Heavy forgings are steel products of extraordinary dimensions and weights of up to around 600 tons. Today ever more forged components of remarkable size are demanded by sectors such as power generation, offshore engineering, ship construction, petrochemical production, mining & minerals processing, mechanical engineering, aerospace construction, etc.

The process of open die (free) forging is carried out in large hydraulic presses or by mechanized hammers. In open die forging the workpiece is usually larger than the forming tool. Accordingly, the deformation is applied to a smaller portions of the workpiece requiring numerous individual actions to achieve the final shape in a sequential manner. The finished forging part is subsequently machined to final dimensions and usually heat treated for adjusting the desired microstructure and properties.

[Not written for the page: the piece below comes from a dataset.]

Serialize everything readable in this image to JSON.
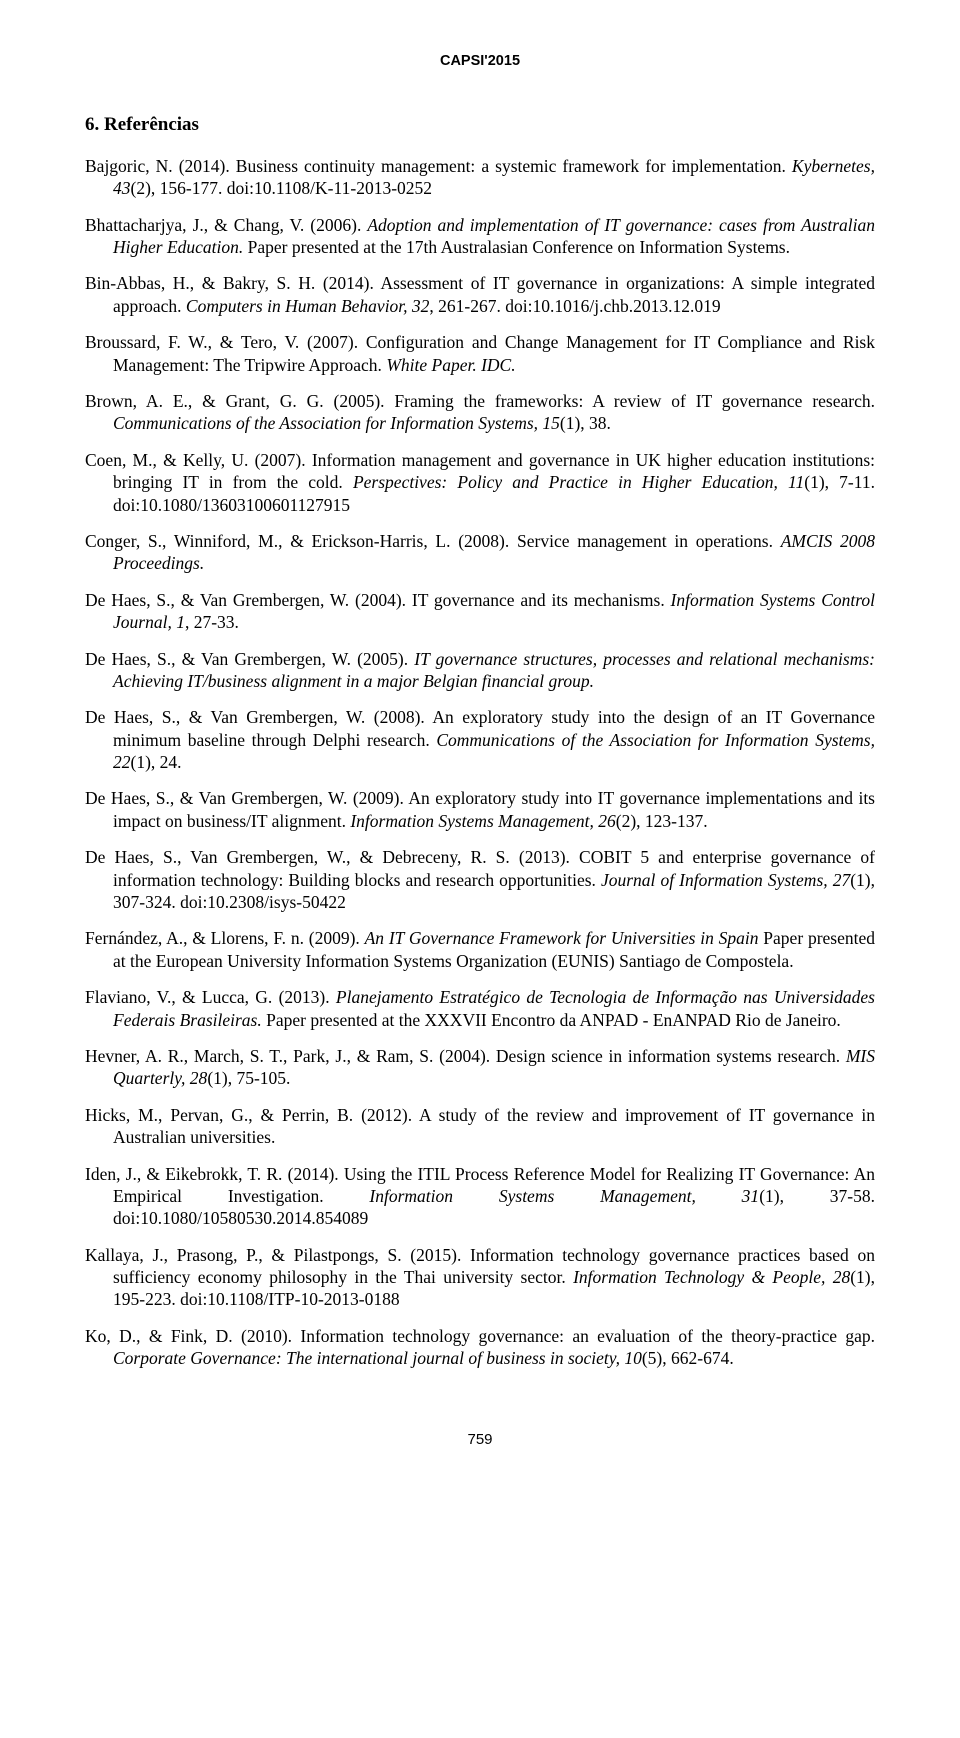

Various standardized guidelines exist for designing large-sized forged components. In addition, the highly specialized manufacturers often build on own know how and experience. The principal properties when defining the steel alloy concept at the engineering design stage are strength and toughness. A key aspect is therefore the through-hardenability of these massive components. The aim is to achieve a uniform martensitic/bainitic heat-treated microstructure with homogeneous grain size distribution throughout the part cross-section. Plain carbon steels are therefore only applicable to simple applications of smaller dimensions. With increasing component size defined by the relevant cross-sectional diameter, molybdenum alloying is typically used in combination with other alloys such as Cr, Ni, and V.

Several international standards define the alloy composition of steels for heavy forgings. However, forging steel producers often deviate from the standard by producing proprietary alloys that have better performance than the related standard grade. Typically, these proprietary alloy involve an increased molybdenum content promoting through hardenability, strength and toughness. For instance, increasing the molybdenum content in grade 18CrNiMo7-6 from 0.25 to 0.50 mass-% resulted in a substantial performance improvement under typical operating conditions of main gear in wind turbines (cross reference: https://www.mdpi.com/2075-4701/7/10/415).